Does likelihood ratio test control for overfitting? I have two nested logistic regression models, A and B. A is nested under B. Let's say B has $K$ more features than A. B has a higher log likelihood than A. However the improved likelihood of B is due to the fact that the $K$ features easily overfit the data. If I apply the likelihood ratio test in my case, it suggests that the more complicated model, B, has a significant improvement. So I think that likelihood ratio test is flawed in such a case. 


*

*How can we determine whether the added features cause the overfitting problem? 

*Does likelihood ratio test always return the correct answer?

 A: Your reasoning is too pessimistic. 
Given the $K$ additional features, the LR test statistic will follow an asymptotic $\chi^2$ distribution with $K$ degrees of freedom if the null is true (and other auxiliary assumptions, e.g., a suitable regression setting, weak dependence assumptions etc.), i.e., if the additional predictors in $B$ are just noise features that lead to "overfitting". 
The figure below plots the 0.95%-quantiles of the $\chi^2_K$ distribution as a function of $K$, i.e. the value that the LR statistic needs to exceed to reject the null that $A$ is the "good" model.

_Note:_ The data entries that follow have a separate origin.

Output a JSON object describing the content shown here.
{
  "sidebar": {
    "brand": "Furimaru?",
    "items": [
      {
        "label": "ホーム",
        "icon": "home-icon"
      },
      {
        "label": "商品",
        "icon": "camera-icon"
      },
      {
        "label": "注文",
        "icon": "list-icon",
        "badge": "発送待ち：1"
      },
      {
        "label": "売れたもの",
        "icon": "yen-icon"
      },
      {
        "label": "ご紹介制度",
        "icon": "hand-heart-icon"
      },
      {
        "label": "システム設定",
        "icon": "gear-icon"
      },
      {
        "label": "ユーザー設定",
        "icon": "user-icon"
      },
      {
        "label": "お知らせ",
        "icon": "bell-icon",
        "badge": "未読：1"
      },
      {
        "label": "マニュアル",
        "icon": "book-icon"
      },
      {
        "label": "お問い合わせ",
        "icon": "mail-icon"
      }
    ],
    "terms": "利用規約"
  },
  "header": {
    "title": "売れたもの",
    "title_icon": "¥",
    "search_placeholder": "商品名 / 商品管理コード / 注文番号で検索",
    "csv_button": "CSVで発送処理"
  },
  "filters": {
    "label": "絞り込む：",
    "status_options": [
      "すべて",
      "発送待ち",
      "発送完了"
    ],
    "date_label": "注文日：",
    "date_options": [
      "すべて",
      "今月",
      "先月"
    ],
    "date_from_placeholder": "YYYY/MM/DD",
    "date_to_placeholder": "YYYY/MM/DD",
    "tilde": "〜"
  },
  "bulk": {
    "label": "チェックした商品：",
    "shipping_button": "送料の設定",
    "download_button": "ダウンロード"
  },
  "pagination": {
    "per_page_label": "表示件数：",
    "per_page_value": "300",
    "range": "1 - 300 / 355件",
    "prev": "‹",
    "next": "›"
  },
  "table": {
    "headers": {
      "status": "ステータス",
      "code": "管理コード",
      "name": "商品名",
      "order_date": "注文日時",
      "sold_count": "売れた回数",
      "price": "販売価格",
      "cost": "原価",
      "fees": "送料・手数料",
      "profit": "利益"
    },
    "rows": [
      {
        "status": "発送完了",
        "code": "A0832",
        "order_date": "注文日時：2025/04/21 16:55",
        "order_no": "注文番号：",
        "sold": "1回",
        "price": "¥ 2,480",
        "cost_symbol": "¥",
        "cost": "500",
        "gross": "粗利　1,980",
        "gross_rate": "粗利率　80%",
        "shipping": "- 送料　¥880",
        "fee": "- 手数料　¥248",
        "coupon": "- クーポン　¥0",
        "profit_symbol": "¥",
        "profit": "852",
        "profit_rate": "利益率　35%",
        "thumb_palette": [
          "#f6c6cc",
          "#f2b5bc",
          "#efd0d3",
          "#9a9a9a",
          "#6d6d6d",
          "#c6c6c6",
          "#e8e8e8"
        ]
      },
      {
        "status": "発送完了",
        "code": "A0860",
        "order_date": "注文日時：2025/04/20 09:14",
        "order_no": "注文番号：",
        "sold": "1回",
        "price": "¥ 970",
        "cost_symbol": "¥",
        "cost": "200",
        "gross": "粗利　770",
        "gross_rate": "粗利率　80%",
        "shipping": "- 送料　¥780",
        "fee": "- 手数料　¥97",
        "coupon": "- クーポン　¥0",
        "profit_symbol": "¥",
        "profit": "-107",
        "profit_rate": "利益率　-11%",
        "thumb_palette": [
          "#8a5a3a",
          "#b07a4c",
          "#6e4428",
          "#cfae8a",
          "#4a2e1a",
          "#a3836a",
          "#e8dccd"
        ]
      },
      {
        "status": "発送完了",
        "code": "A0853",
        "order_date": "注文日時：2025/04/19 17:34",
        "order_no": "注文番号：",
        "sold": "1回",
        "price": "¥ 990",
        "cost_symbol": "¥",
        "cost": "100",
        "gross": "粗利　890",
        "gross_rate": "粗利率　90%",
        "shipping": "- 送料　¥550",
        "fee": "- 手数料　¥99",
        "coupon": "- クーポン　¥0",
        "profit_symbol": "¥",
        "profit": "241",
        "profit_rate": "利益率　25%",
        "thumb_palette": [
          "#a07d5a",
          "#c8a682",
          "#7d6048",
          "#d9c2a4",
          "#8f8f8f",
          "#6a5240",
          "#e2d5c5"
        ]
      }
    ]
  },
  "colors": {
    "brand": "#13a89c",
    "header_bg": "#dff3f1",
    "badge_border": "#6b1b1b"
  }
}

As you can see, higher and higher values of the test statistic are needed the larger your set in $B$ that "overfits" the data. So the test suitably makes it more difficult for the (inevitable) better fit (or log-likelihood) of the larger model to be judged "sufficiently" large to reject model $A$. 
Of course, for any given application of the test, you might get spurious overfitting that is so "good" that you still falsely reject the null. This "type-I" error is however inherent in any statistical test, and will occur in about 5% of the cases in which the null is true if (like in the figure) we use the 95%-quantiles of the test's null distribution as our critical values.
A: 
How can we determine whether the added features cause the overfitting problem?

It depends on what you intend to use your model for. 


*

*If you indeed are interested in testing a hypothesis that the $K$ extra features have zero coefficients in your model, then the likelihood ratio (LR) test is the relevant tool to use. It is not flawed in this respect, as shown by @ChristophHanck.

*If you intend to use your model for prediction, you care whether the extra features improve predictive performance. For that it is not sufficient that the features truly belong in the nesting model; their contribution also needs to be estimated with sufficient accuracy. (If their are estimated with poor accuracy, including them in the model may harm rather than help in prediction.) AIC is the relevant measure in this setting, while the LR test is not particularly well suited for it.



How can we determine whether the added features cause the overfitting problem? Does likelihood ratio test always return the correct answer?

As per @ChristophHanck's answer, there is always a possibility for committing a type I error. But you can control the error rate by setting the significance level sufficiently low, e.g. at 5% or 1%.
A: I think you are looking for one of the information criteria such as AIC or BIC which penalise you for adding parameters.
https://en.wikipedia.org/wiki/Akaike_information_criterion has some discussion of both of them.
Note that you should only compare them using the same software as they are only defined up to an additive constant so you cannot compare one computed with R with one computed with Stata.